Touch is such an important aspect of health and happiness. Babies in an orphanage that were rarely touched in the first years of life, were reported to wither and die. When you feel good and the impulse is there, don’t hold back. Be generous with giving someone a light touch, appropriate hugs, kisses, pats on the back and holding hands. It might mean the world to them. Let these small actions demonstrate the love you have for family, friends and for yourself.
4) THE GIFT OF LAUGHTER.
Remember to find the funny side in situations. If we do that, our lives transform into something so much more enjoyable. Who wants to be around someone who is somber and serious? Laugh at yourself sometimes, no, often, and lighten the mood. Life is meant to be enjoyed.
5) THE GIFT OF A SURPRISE HAND WRITTEN NOTE.
It can be a simple “Thanks For Being There” note or even a short poem. A brief, handwritten note may be remembered for a lifetime and may even change a life. I want to THANK YOU for taking the time to read this message. Just having you here makes what I do feel worthwhile. YOU are greatly appreciated xox
6) THE GIFT OF A COMPLIMENT.
When you’re feeling good, you’ll most likely be inspired to noticing the best in others, which at other times might elude you. When you feel it — don’t hold back. A simple and sincere, “You look great in that colour!” “What a fantastic job!” or “That was a delicious meal!” can make someone’s day. We aren’t remembered for WHAT we say, but for how we’ve made the person feel.
7) THE GIFT OF A PERSONAL FAVOUR.
Be open to opportunities to give something that someone is asking for. They might not be asking with words, but they’re asking with their vibration. Don’t give because you think they are needy, give when you feel the inspiration to act. Not out of obligation, or expecting something in return, but out of a willingness to give, just because it feels good. When we do, it’s usually received in the way it was intended too!
8) THE GIFT OF PERSONAL SPACE.
There are times when we want nothing better than to be left alone. Be sensitive to those times and give the gift of solitude to others. Take time out for yourself, and allow others the space to do what they need to do as well. In a relationship, men often need this space more than women.
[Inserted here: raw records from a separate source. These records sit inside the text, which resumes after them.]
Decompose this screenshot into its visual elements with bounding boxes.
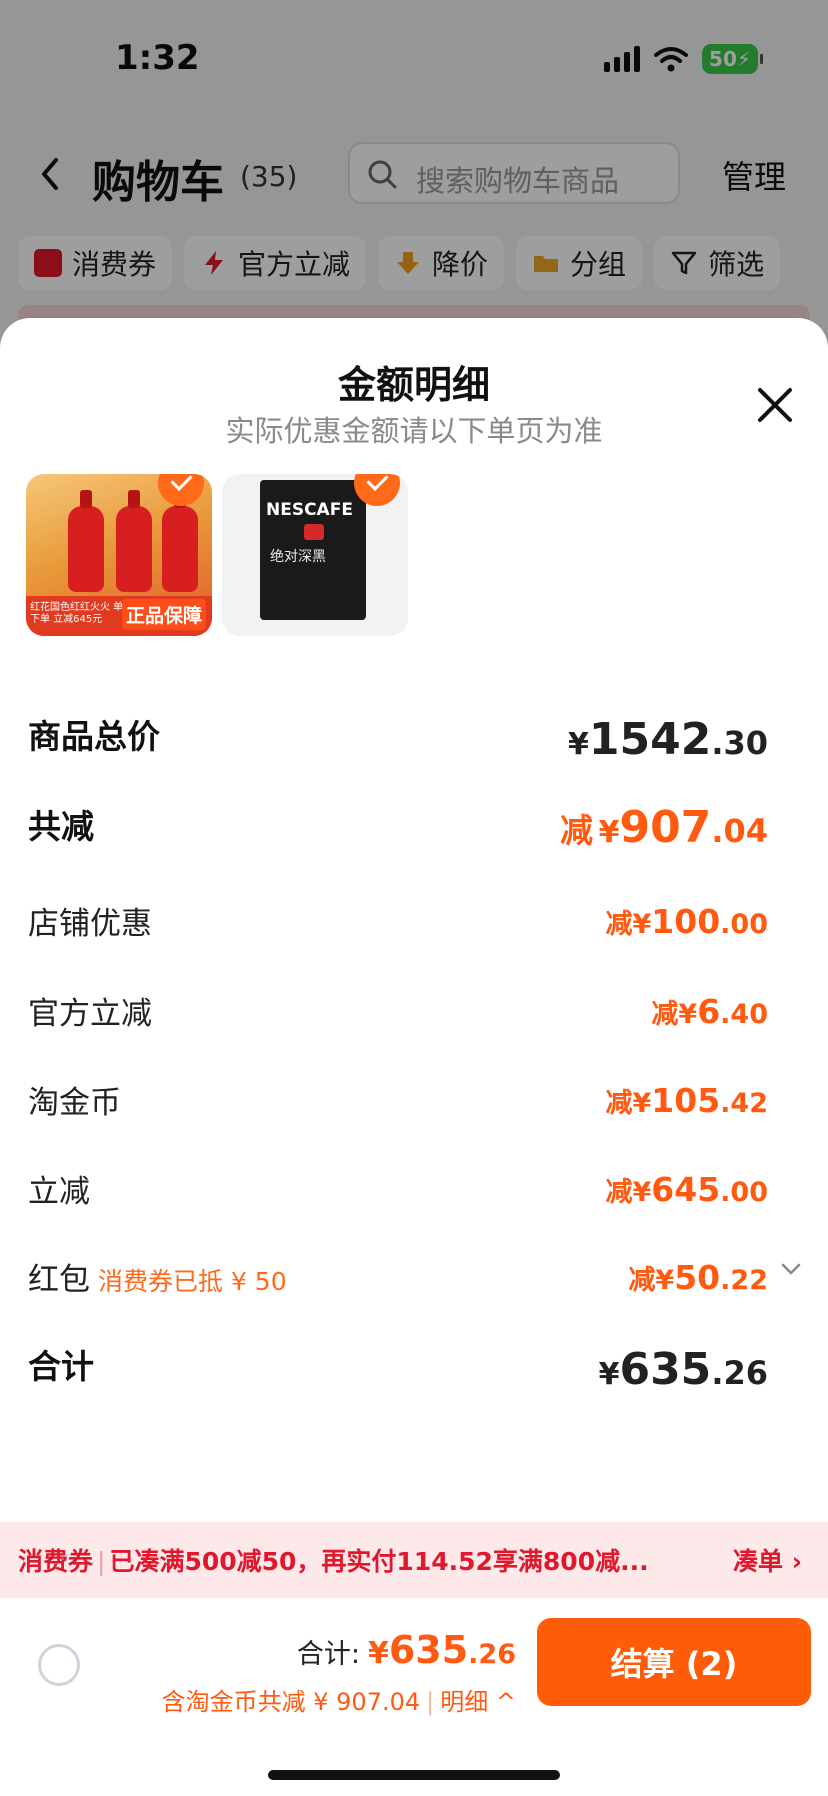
product-thumbnail-liquor[interactable]: 红花国色红红火火 单件下单 立减645元 正品保障 [26, 474, 212, 636]
amount-dec: .26 [711, 1354, 768, 1392]
amount-dec: .40 [720, 999, 768, 1030]
bottle-shape [68, 490, 104, 592]
currency: ¥ [632, 909, 652, 940]
row-amount: 减¥6.40 [651, 992, 768, 1031]
select-all-checkbox[interactable] [38, 1644, 80, 1686]
row-label: 立减 [28, 1174, 90, 1210]
amount-int: 105 [651, 1081, 721, 1120]
row-label: 淘金币 [28, 1085, 121, 1121]
row-label: 商品总价 [28, 717, 160, 756]
coupon-progress-text: 消费券 | 已凑满500减50，再实付114.52享满800减... [18, 1542, 649, 1578]
currency: ¥ [678, 999, 698, 1030]
bottle-shape [116, 490, 152, 592]
check-icon[interactable] [158, 474, 204, 506]
total-int: 635 [388, 1628, 469, 1672]
coffee-name-text: 绝对深黑 [270, 549, 326, 565]
total-currency: ¥ [367, 1636, 389, 1671]
bottle-shape [162, 490, 198, 592]
row-amount: 减¥105.42 [605, 1081, 768, 1120]
amount-dec: .22 [720, 1265, 768, 1296]
currency: ¥ [567, 727, 589, 762]
amount-dec: .42 [720, 1088, 768, 1119]
detail-toggle[interactable]: 明细 ^ [440, 1688, 516, 1716]
amount-int: 907 [619, 802, 712, 853]
divider: | [97, 1547, 106, 1576]
savings-text: 含淘金币共减 ¥ 907.04 [161, 1688, 421, 1716]
currency: ¥ [632, 1088, 652, 1119]
row-label: 红包 消费券已抵 ¥ 50 [28, 1254, 287, 1299]
row-label: 共减 [28, 807, 94, 846]
authentic-tag: 正品保障 [121, 599, 206, 630]
coupon-message: 已凑满500减50，再实付114.52享满800减... [109, 1547, 649, 1576]
amount-dec: .04 [711, 812, 768, 850]
product-thumbnail-coffee[interactable]: NESCAFE 绝对深黑 [222, 474, 408, 636]
total-dec: .26 [468, 1639, 516, 1670]
amount-dec: .00 [720, 909, 768, 940]
sheet-title: 金额明细 [337, 363, 490, 407]
chevron-down-icon[interactable] [780, 1258, 802, 1280]
row-label: 官方立减 [28, 996, 152, 1032]
currency: ¥ [655, 1265, 675, 1296]
row-amount: ¥1542.30 [568, 714, 768, 765]
amount-int: 1542 [588, 714, 712, 765]
coupon-tag: 消费券 [18, 1547, 94, 1576]
row-red-packet[interactable]: 红包 消费券已抵 ¥ 50 减¥50.22 [28, 1254, 801, 1304]
savings-summary: 含淘金币共减 ¥ 907.04 | 明细 ^ [162, 1682, 516, 1717]
minus-prefix: 减 [651, 999, 679, 1030]
row-amount: 减¥645.00 [605, 1170, 768, 1209]
currency: ¥ [632, 1177, 652, 1208]
row-label: 店铺优惠 [28, 906, 152, 942]
coupon-progress-bar[interactable]: 消费券 | 已凑满500减50，再实付114.52享满800减... 凑单 › [0, 1522, 828, 1598]
red-packet-label: 红包 [28, 1262, 90, 1298]
minus-prefix: 减 [560, 811, 593, 850]
minus-prefix: 减 [605, 1088, 633, 1119]
total-label: 合计: [296, 1639, 360, 1670]
minus-prefix: 减 [605, 1177, 633, 1208]
amount-int: 645 [651, 1170, 721, 1209]
amount-dec: .00 [720, 1177, 768, 1208]
row-total-discount: 共减 减 ¥907.04 [28, 800, 768, 860]
divider: | [426, 1688, 435, 1716]
amount-int: 635 [619, 1344, 712, 1395]
row-official-discount: 官方立减 减¥6.40 [28, 988, 768, 1038]
currency: ¥ [598, 815, 620, 850]
coffee-cup-icon [304, 524, 324, 540]
row-amount: ¥635.26 [599, 1344, 768, 1395]
row-amount: 减¥50.22 [628, 1258, 768, 1297]
sheet-subtitle: 实际优惠金额请以下单页为准 [225, 414, 603, 448]
home-indicator [268, 1770, 560, 1780]
coffee-package: NESCAFE 绝对深黑 [260, 480, 366, 620]
amount-int: 6 [697, 992, 721, 1031]
minus-prefix: 减 [628, 1265, 656, 1296]
row-subtotal: 商品总价 ¥1542.30 [28, 710, 768, 770]
row-amount: 减 ¥907.04 [560, 802, 768, 853]
close-icon[interactable] [756, 386, 794, 424]
row-total: 合计 ¥635.26 [28, 1340, 768, 1400]
add-items-link[interactable]: 凑单 › [733, 1542, 802, 1578]
currency: ¥ [598, 1357, 620, 1392]
row-amount: 减¥100.00 [605, 902, 768, 941]
row-instant-discount: 立减 减¥645.00 [28, 1166, 768, 1216]
row-shop-discount: 店铺优惠 减¥100.00 [28, 898, 768, 948]
checkout-total: 合计: ¥635.26 [297, 1628, 516, 1672]
red-packet-note: 消费券已抵 ¥ 50 [98, 1267, 287, 1296]
amount-int: 100 [651, 902, 721, 941]
amount-int: 50 [674, 1258, 721, 1297]
coffee-brand-text: NESCAFE [266, 500, 353, 520]
checkout-bar: 合计: ¥635.26 含淘金币共减 ¥ 907.04 | 明细 ^ 结算 (2) [0, 1598, 828, 1796]
checkout-button[interactable]: 结算 (2) [537, 1618, 811, 1706]
row-label: 合计 [28, 1347, 94, 1386]
row-coins: 淘金币 减¥105.42 [28, 1077, 768, 1127]
minus-prefix: 减 [605, 909, 633, 940]
amount-dec: .30 [711, 724, 768, 762]
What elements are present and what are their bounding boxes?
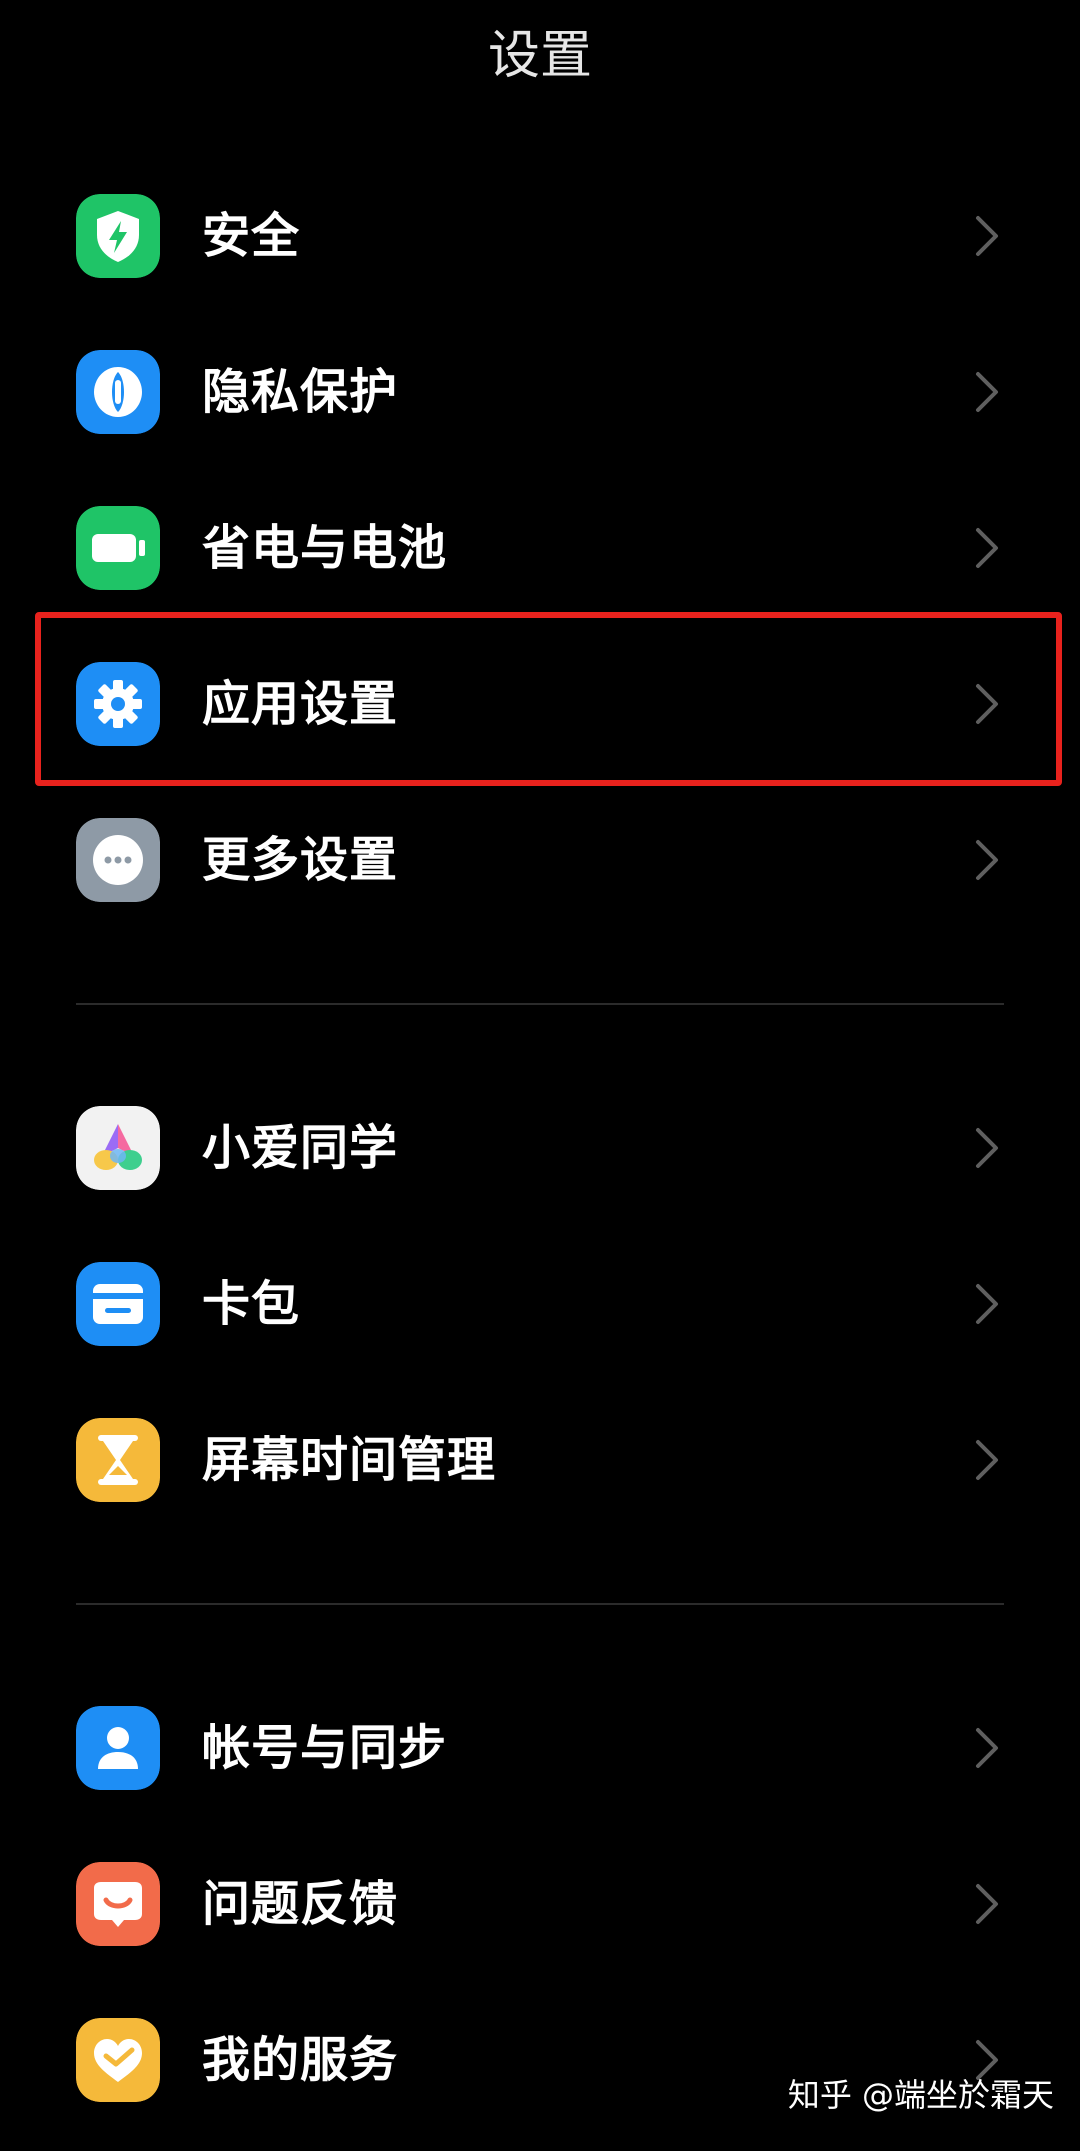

When a woman is in her power, when she has filled herself up from the inside out, she exudes a sense of confidence in the ability to meet her own needs without needing her partner to provide in a particular way. Practice being in your power, and when you allow other people to do what they need to do for themselves, you will attract people with a similar vibe to share time with instead — just like bees to pollen.
9) THE GIFT OF A HIGH VIBE AND CHEERFUL OUTLOOK.
The best thing we can ever do for others is to tend to our own vibration, to find our center and be spiritually empowered, then it’s easy to extend a smile, a wave or offer the right words to someone. You don’t have to force it, pretend it or be nice to others just because someone told you to do it — it just comes easy. When people ask, “How are YOU?” Surprise them with a more unusual positive answer like, I’m phenomenal. If you’re not having the greatest day you can say, “My day is getting better and better!” and it naturally makes you feel better too.
10) THE GIFT OF WISDOM.
Take time to be more purposeful about the words you think, write and speak. Great wisdom is contained in silence. When you cultivate a habit of keeping the mental and verbal chatter to a minimum, it helps you act in more uplifting and beneficial ways too. You already know that actions speak louder than words, now YOU can be the demonstration of a life well lived, and instead of telling others what they should do — show them!
11) THE GIFT OF INSPIRATION.
It doesn’t cost a cent and when you’re inspired yourself, sharing inspirational stories, an inspirational website or an inspiration new idea can lift someone’s spirits in a way that propels them forward in life. You could share this page with someone. You could even SHARE THIS ON FACEBOOK right now.
12) THE GIFT OF ACCEPTANCE.
Everyone wants to feel like they belong somewhere. Of course they might behave in ways that we don’t like sometimes, but inside, they are just like us and need to feel accepted — just the way we are.